Em dezembro, interessados em adquirir animais foram até o canil e se depararam com vários animais doentes, com indícios de maus tratos

José Maria Tomazela, O Estado de S.Paulo

07 Janeiro 2017 | 15h14

SOROCABA – O Tribunal de Justiça (TJ) de São Paulo deve decidir nesta segunda-feira, 9, destino de 128 cães resgatados de um canil por suspeita de que sofriam maus tratos, em Santo Antônio de Posse, interior de São Paulo. Os animais estão sob os cuidados de três Organizações Não-Governamentais (ONG) de Campinas.

O TJ deve se manifestar em recurso apresentado pelo advogado Luiz Thonon, que representa as ONGs, contra decisão de um julgador do próprio tribunal que mandou devolver os cães ao dono do criatório.

Tudo começou em dezembro, quando interessados em adquirir animais foram até o canil e se depararam com vários animais doentes, com indícios de maus tratos. Alguns cães adquiridos estavam infestados de carrapatos, enquanto outros tinham sequelas de fraturas e ferimentos mal curados. Acionadas, as ONGs estiveram no local e, após constatar as condições inadequadas para os animais, recorreram à Justiça.

Com base em pedido do Ministério Público, a juíza da Comarca determinou a remoção dos animais, colocando-os sob a guarda das entidades.
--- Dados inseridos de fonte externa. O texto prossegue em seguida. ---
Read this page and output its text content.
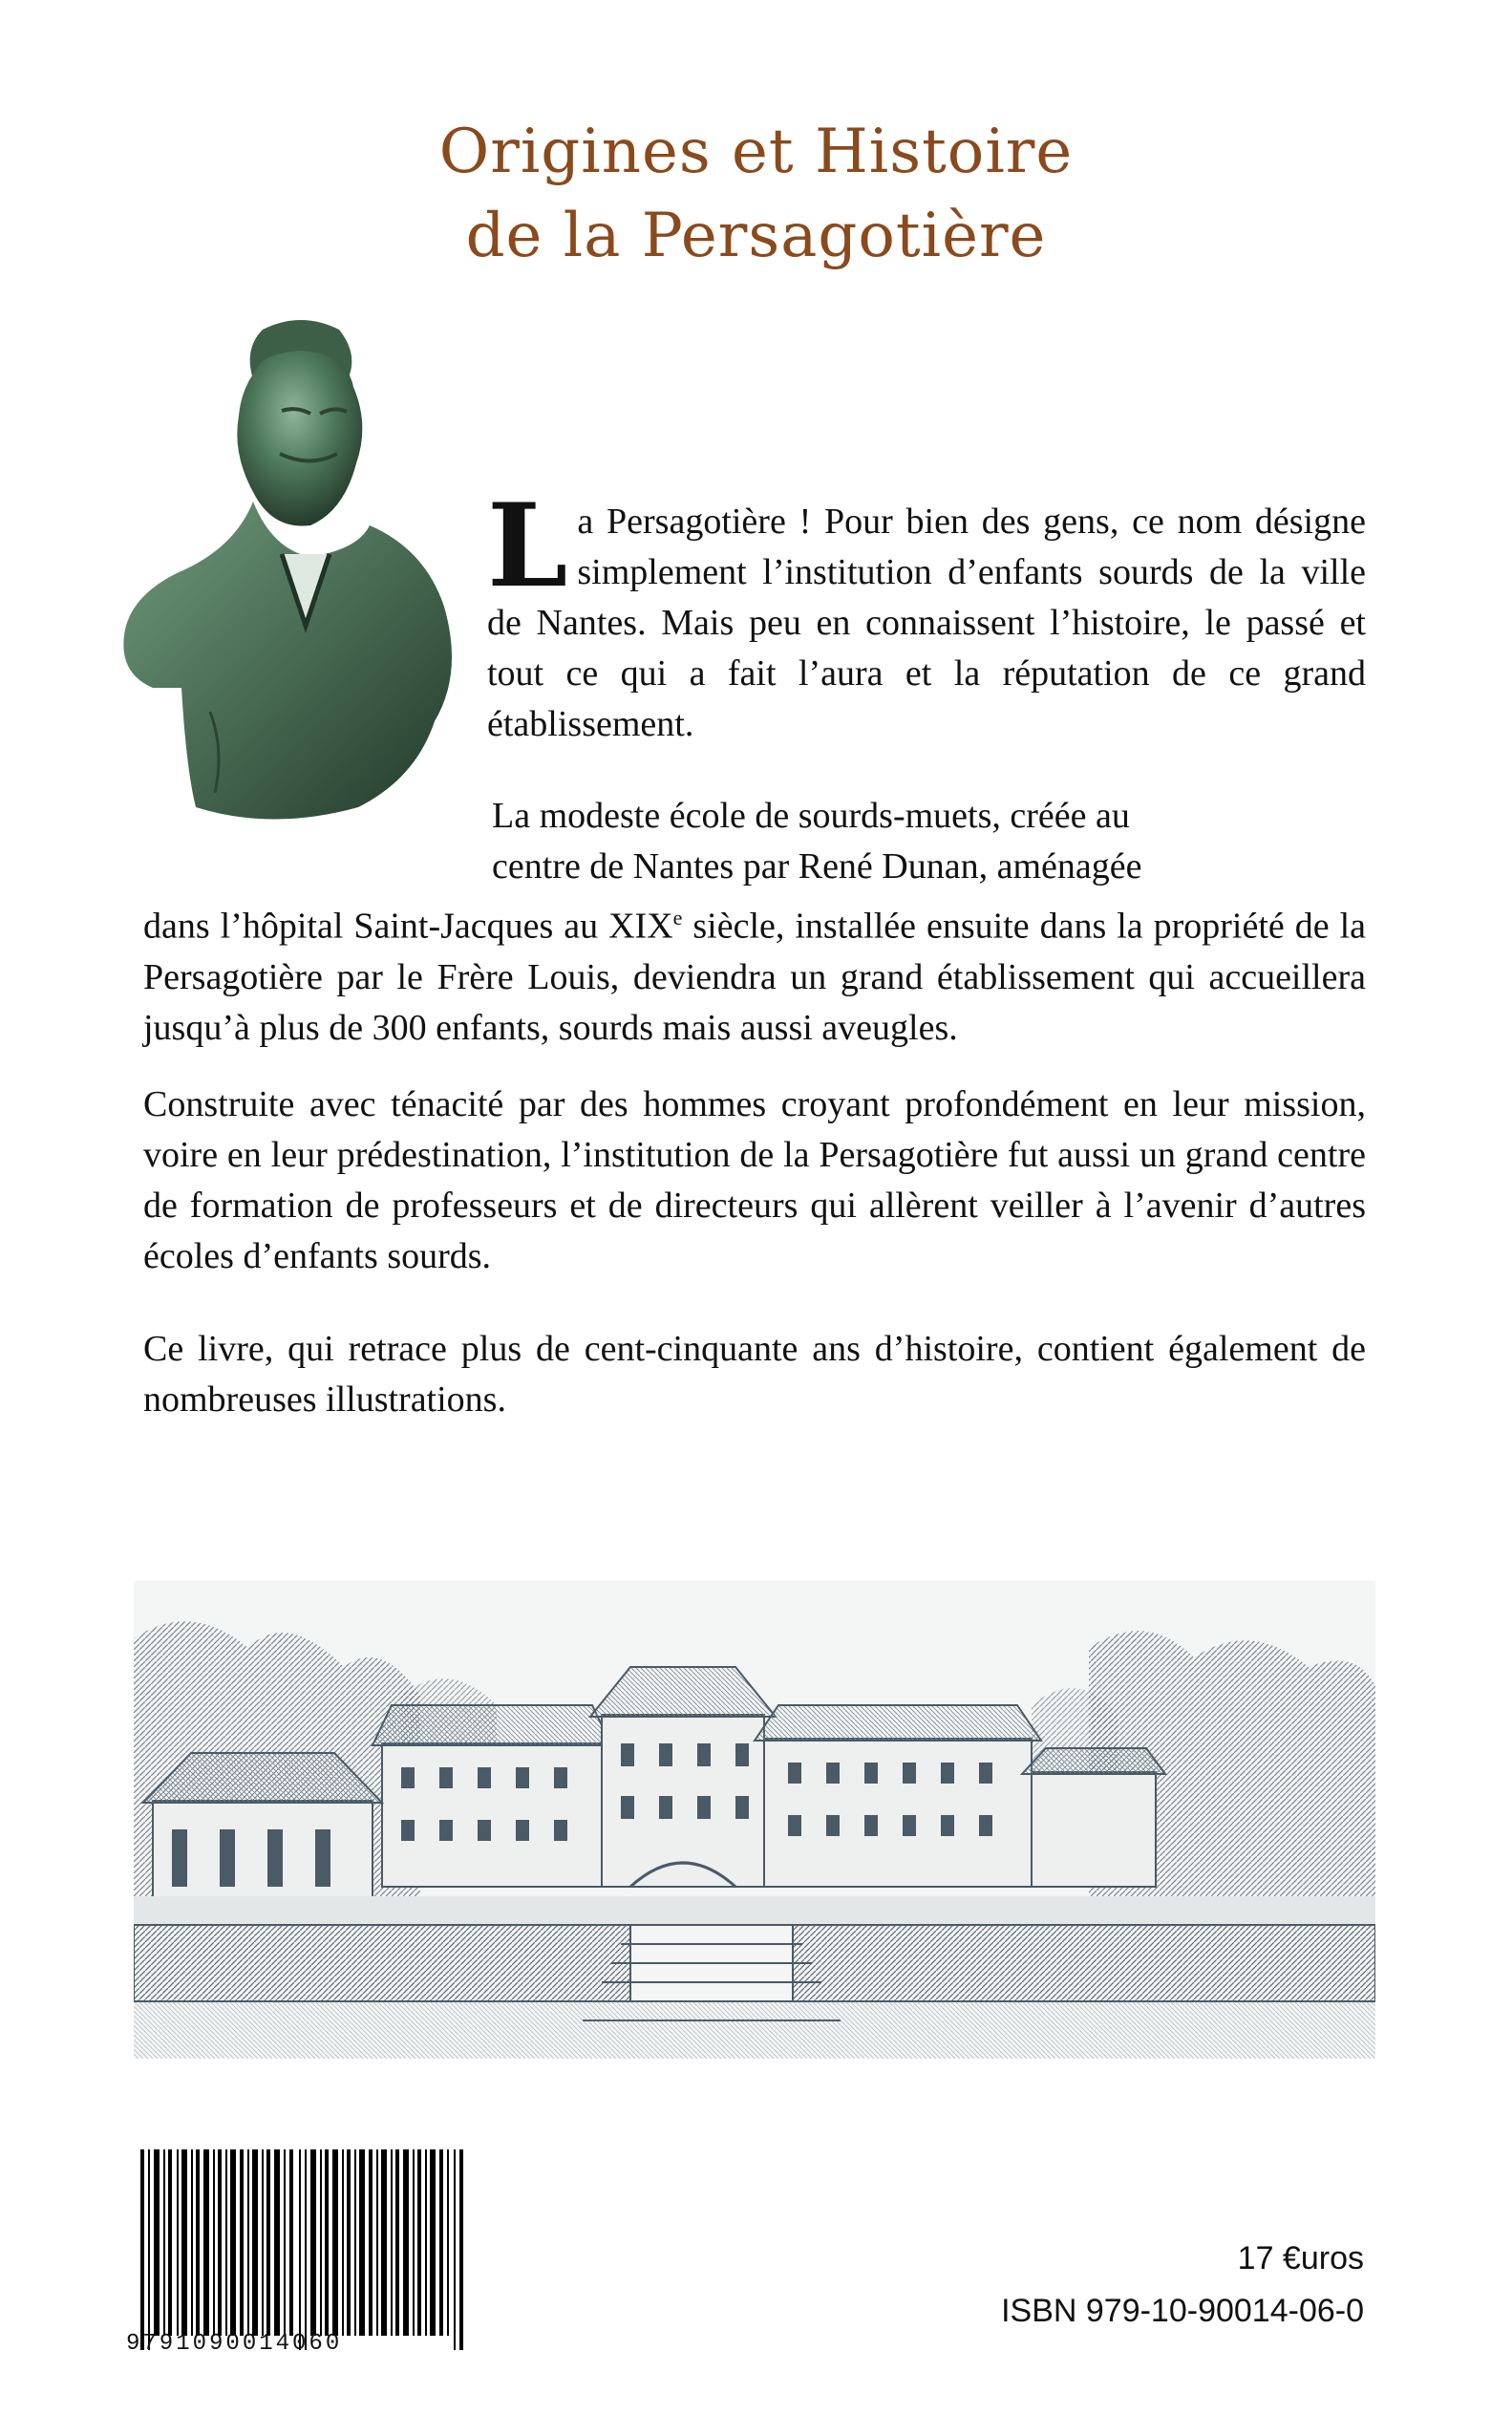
Origines et Histoire
de la Persagotière
La Persagotière ! Pour bien des gens, ce nom désigne simplement l’institution d’enfants sourds de la ville de Nantes. Mais peu en connaissent l’histoire, le passé et tout ce qui a fait l’aura et la réputation de ce grand établissement.
La modeste école de sourds-muets, créée au
centre de Nantes par René Dunan, aménagée
dans l’hôpital Saint-Jacques au XIXe siècle, installée ensuite dans la propriété de la Persagotière par le Frère Louis, deviendra un grand établissement qui accueillera jusqu’à plus de 300 enfants, sourds mais aussi aveugles.
Construite avec ténacité par des hommes croyant profondément en leur mission, voire en leur prédestination, l’institution de la Persagotière fut aussi un grand centre de formation de professeurs et de directeurs qui allèrent veiller à l’avenir d’autres écoles d’enfants sourds.
Ce livre, qui retrace plus de cent-cinquante ans d’histoire, contient également de nombreuses illustrations.
9791090014060
17 €uros
ISBN 979-10-90014-06-0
O dono do canil contestou a medida e pediu a devolução dos animais, porém a juíza manteve sua decisão.

Em recurso ao TJ, o criador alegou que o canil tinha alvará e ele dependia da criação para sua subsistência. Contestou ainda os alegados maus tratos. O tribunal deu prazo de 72 horas para que os cães fossem levados de volta ao canil. Em razão do recesso judicial, os representantes das ONGs não tinham sido notificados até este sábado.

No recurso, o advogado das entidades juntou atestados veterinários comprovando as más condições de saúde dos animais e uma certidão da prefeitura de que o canil não tem alvará de funcionamento. Conforme a certidão, a criação de animais é vedada no local da instalação. “Ainda que fosse possível, as instalações são inadequadas e não comportam tantos animais. Foi claramente constatado que eles estavam em situação calamitosa e corriam risco de morrer”, disse Thonon. Segundo ele, as ONGs pretendem destinar os animais para adoção responsável.

Procurado, o dono do canil não retornou os contatos.